This package holds two fast "XML Processors" as defined in the XML 1.0 specification; these are parsers (validating and non-validating) with some supporting classes and interfaces. The parsers support the SAX 1.0 API, with extensions that expose DTD and lexical information useful for advanced applications (such as XML editors) which sometimes need such data. They are highly conformant to the XML 1.0 specification, and support a large number of character encodings beyond the UTF-8 and UTF-16 support that is required of all XML processors.

Compatible Extensions to SAX

For most purposes, the parsers in this package will be viewed as generic SAX parsers. However, there are a few features which may be of note, and are not supported by all SAX parsers.

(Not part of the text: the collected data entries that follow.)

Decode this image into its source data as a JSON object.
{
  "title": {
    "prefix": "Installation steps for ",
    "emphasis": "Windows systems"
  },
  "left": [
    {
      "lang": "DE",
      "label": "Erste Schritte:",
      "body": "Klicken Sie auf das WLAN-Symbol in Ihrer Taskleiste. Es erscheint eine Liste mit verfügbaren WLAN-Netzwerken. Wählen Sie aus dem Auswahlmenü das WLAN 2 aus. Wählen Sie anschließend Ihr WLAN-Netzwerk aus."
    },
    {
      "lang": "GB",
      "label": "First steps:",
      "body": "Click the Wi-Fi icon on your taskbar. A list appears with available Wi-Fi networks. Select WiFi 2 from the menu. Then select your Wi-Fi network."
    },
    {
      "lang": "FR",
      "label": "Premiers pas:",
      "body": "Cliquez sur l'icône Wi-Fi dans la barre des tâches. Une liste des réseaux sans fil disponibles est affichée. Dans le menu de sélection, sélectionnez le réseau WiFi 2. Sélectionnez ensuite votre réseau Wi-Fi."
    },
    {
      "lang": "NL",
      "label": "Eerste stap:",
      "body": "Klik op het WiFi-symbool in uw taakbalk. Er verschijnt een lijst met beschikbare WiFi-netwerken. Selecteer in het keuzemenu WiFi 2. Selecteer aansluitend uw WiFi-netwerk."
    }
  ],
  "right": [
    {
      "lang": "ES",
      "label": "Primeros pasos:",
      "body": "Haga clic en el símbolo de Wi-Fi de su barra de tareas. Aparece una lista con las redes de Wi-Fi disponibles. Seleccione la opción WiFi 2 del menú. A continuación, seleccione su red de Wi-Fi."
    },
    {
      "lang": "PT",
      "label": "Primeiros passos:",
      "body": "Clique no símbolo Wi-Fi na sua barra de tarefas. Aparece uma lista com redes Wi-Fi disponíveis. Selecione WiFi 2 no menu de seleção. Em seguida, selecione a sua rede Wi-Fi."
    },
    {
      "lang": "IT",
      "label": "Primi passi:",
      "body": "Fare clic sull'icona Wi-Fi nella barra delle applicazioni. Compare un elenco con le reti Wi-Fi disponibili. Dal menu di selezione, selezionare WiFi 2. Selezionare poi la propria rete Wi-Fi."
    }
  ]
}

Callbaks for Parser and ValidatingParser

All SAX parsers provide methods to set customization options, such as entity resolvers and error handlers. These parsers also provide methods to examine those option settings. This facilitates examining the configuration of such a parser, as well as intercepting and chaining handlers for parsing events.

For better support of DOM, and ID-based element retrieval (such as that used in XSL and in XML Linking), the attribute lists passed to the DocumentHandler.startElement method implement the AttributeListEx interface. Similarly, additional DTD information (exposed by DOM for editor support) is accessible through an extended DtdEventListener interface.

An optimization that may be of interest is usable only with the nonvalidating parser and applies only to standalone documents. When the input document is a valid standalone document, it can be processed more quickly by not reading external parameter entities and by not normalizing or defaulting attributes. The optimization is not enabled by default, because some validity errors will then be misreported (as fatal "well formedness" errors). Also, applications are written to expect normalized attribute values; they may not be correctly normalized when the document is not in fact truly valid.

If the document handler is a LexicalEventListener, information such as comments and CDTA section delimiters is provided.

If the DTD handler is a DtdEventListener, information such as general entity declarations and validity rules for elements and attributes are reported.

Resolver Class

The Resolver class has basic support to register catalog entries, used to map the public identifiers for external entities to storage locations other than those provided by XML documents. This mechanism is used to reduce network traffic by providing local caches of entities (such as DTD components, style sheets, schemas, and more) in local files or Java resources. The mechanism also supports local administration of such reusable components.

It also includes static factory methods to return input sources given java.io.File and java.net.URL objects.

Another feature of the Resolver class is a factory method that transforms MIME typed byte streams into SAX InputSource objects. This simplifies building systems that use MIME with XML and can't pass URIs to parsers, such as applications that send and receive XML documents as messages. Examples of such applications include servlets accepting input data as XML from HTTP methods such as POST or PUT. JavaMail based applications, and clients using HTTP POST/PUT to send data to a servlet or another web application server component.

Supported Character Encodings

This parser supports all of the character encodings supported by the Java platform with which it is used. (See these links for lists of those encodings: for JDK 1.1 and for JDK 1.2. For JDK 1.2 this is a total of approximately 140 encodings, with some encodings having multiple names.) In some cases, the preferred Internet Standard (IANA) encoding names are not supported, but an alternative name may be used. The following IANA encoding names should all work:

In all cases that an encoding other than UTF-8 or UTF-16 is in use, an encoding declaration should be used.